Um jovem escravo fora designado pelo superior da casa para cuidar do doente. Entretanto, esse que deveria ser enfermeiro não passava de bruto algoz. Comia a melhor parte dos alimentos destinados ao paralítico e "um dia o deixava sem bebida, outro sem pão, muitos sem comida", segundo conta uma testemunha da época. Também "o martirizava quando o vestia, governando-o com brutalidade, torcendo-lhe os braços, batendo nele e tratando-o com tanta crueldade como desprezo". Porém, nunca seus lábios proferiram a menor queixa. "Mais merecem minhas culpas", exclamava às vezes.

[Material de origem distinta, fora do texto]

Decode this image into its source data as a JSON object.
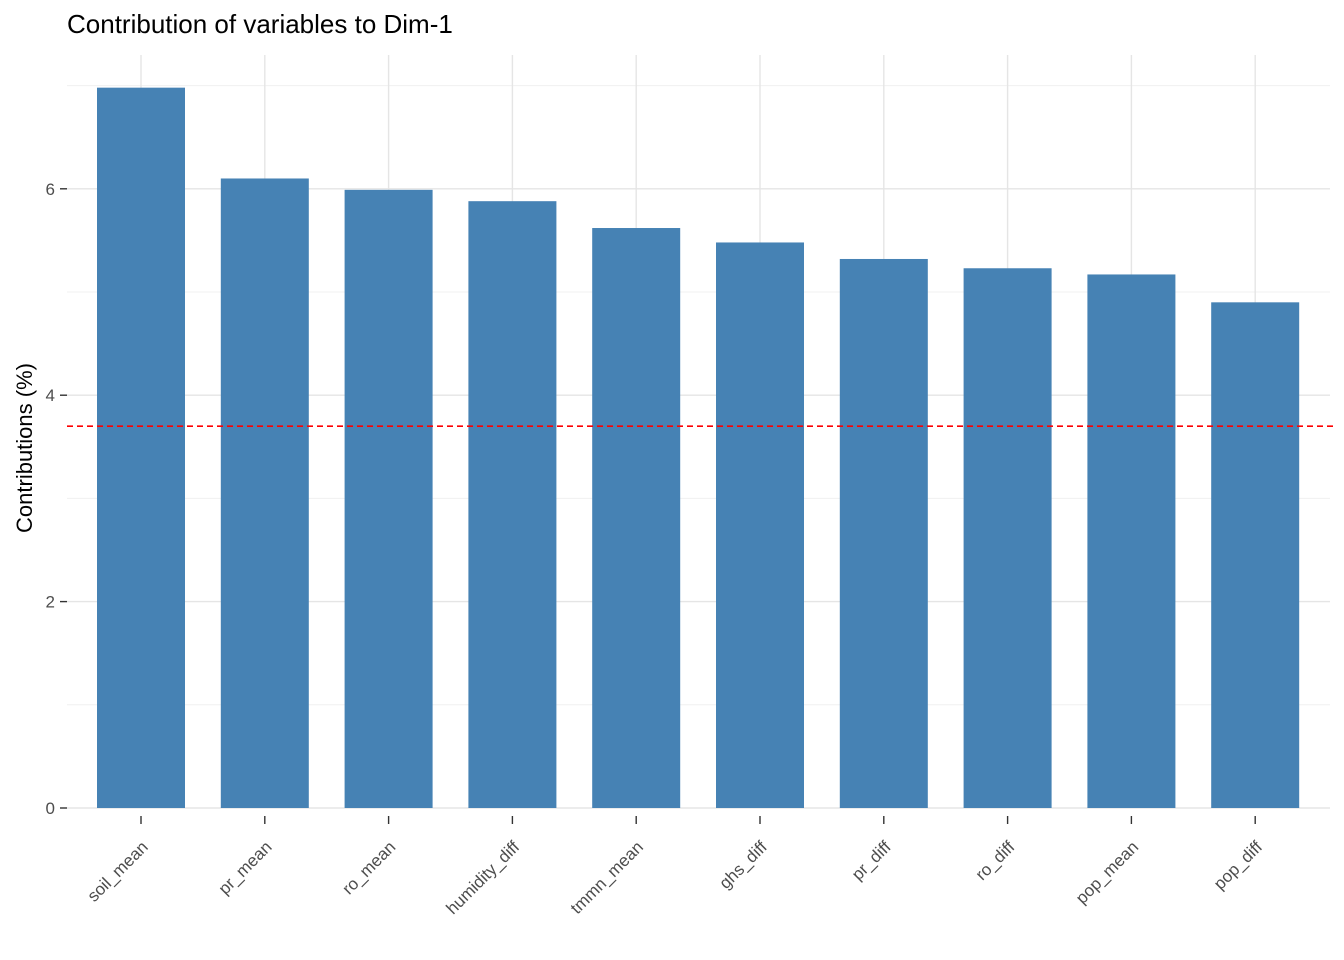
{
  "chart_data": {
    "type": "bar",
    "title": "Contribution of variables to Dim-1",
    "xlabel": "",
    "ylabel": "Contributions (%)",
    "categories": [
      "soil_mean",
      "pr_mean",
      "ro_mean",
      "humidity_diff",
      "tmmn_mean",
      "ghs_diff",
      "pr_diff",
      "ro_diff",
      "pop_mean",
      "pop_diff"
    ],
    "values": [
      6.98,
      6.1,
      5.99,
      5.88,
      5.62,
      5.48,
      5.32,
      5.23,
      5.17,
      4.9
    ],
    "ylim": [
      0,
      7.0
    ],
    "yticks": [
      0,
      2,
      4,
      6
    ],
    "reference_line": 3.7,
    "bar_color": "#4682b4",
    "reference_line_color": "#ff0000",
    "grid": true
  }
}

Certo dia de agosto de 1654, disse Claver a um irmão de hábito: "Isto se acaba. Deverei morrer num dia dedicado à Virgem". Na manhã de 6 de setembro, à custa de um imenso esforço, fez- se conduzir até a igreja do convento e quis comungar pela última vez. Quase se arrastando, aproximou-se da imagem de Nossa Senhora dos Milagres, diante da qual havia celebrado a sua primeira Missa. Ao passar pela sacristia, disse a um irmão: "Morro. Vou morrer. Posso fazer algo por vossa reverência na outra vida?" No dia seguinte, perdeu a fala e recebeu a Unção dos Enfermos.

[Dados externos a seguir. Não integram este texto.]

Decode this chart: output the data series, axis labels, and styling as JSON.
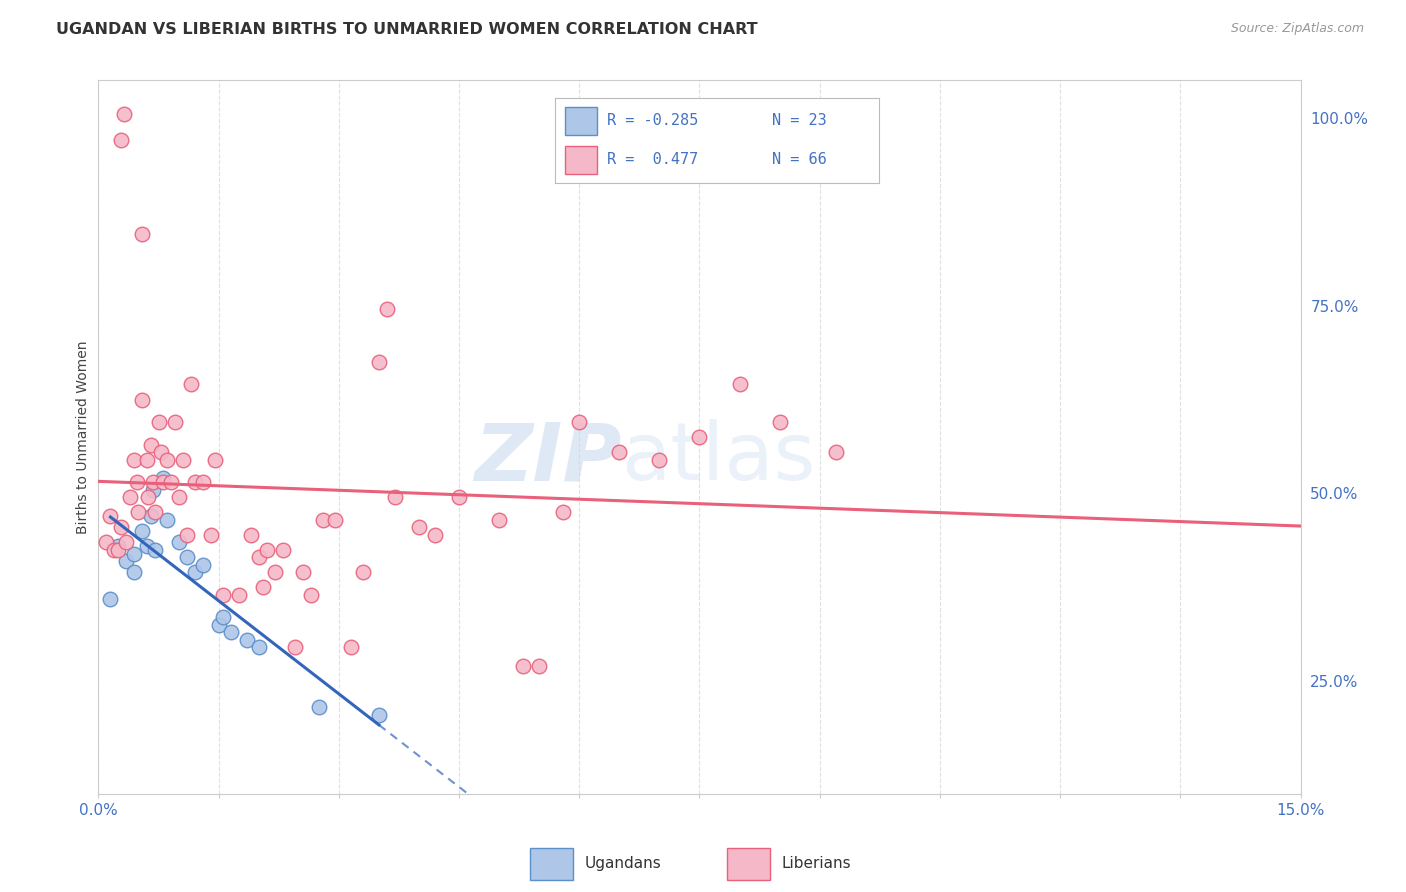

Sucedeu, então, algo de extraordinário e sobrenatural. A cidade de Cartagena pareceu acordar de uma longa letargia e por todos os lados corria a voz: "Morreu o santo!" E uma multidão dirigiu-se para o colégio dos jesuítas, onde agonizava Pedro Claver.
Todos queriam beijar suas mãos e seus pés, tocar nele rosários e medalhas. Distintas senhoras e pobres negras, nobres, capitães, meninos e escravos desfilaram nesse dia diante do santo, que jazia sem sentidos em seu leito de dor. Só às 9 horas da noite os padres conseguiram fechar as portas e assim conter aquela piedosa avalanche.
E assim, entre 1h e 2h da madrugada de 8 de setembro, festa da Natividade de Maria, com grande suavidade e paz, o escravo dos escravos adormeceu no Senhor.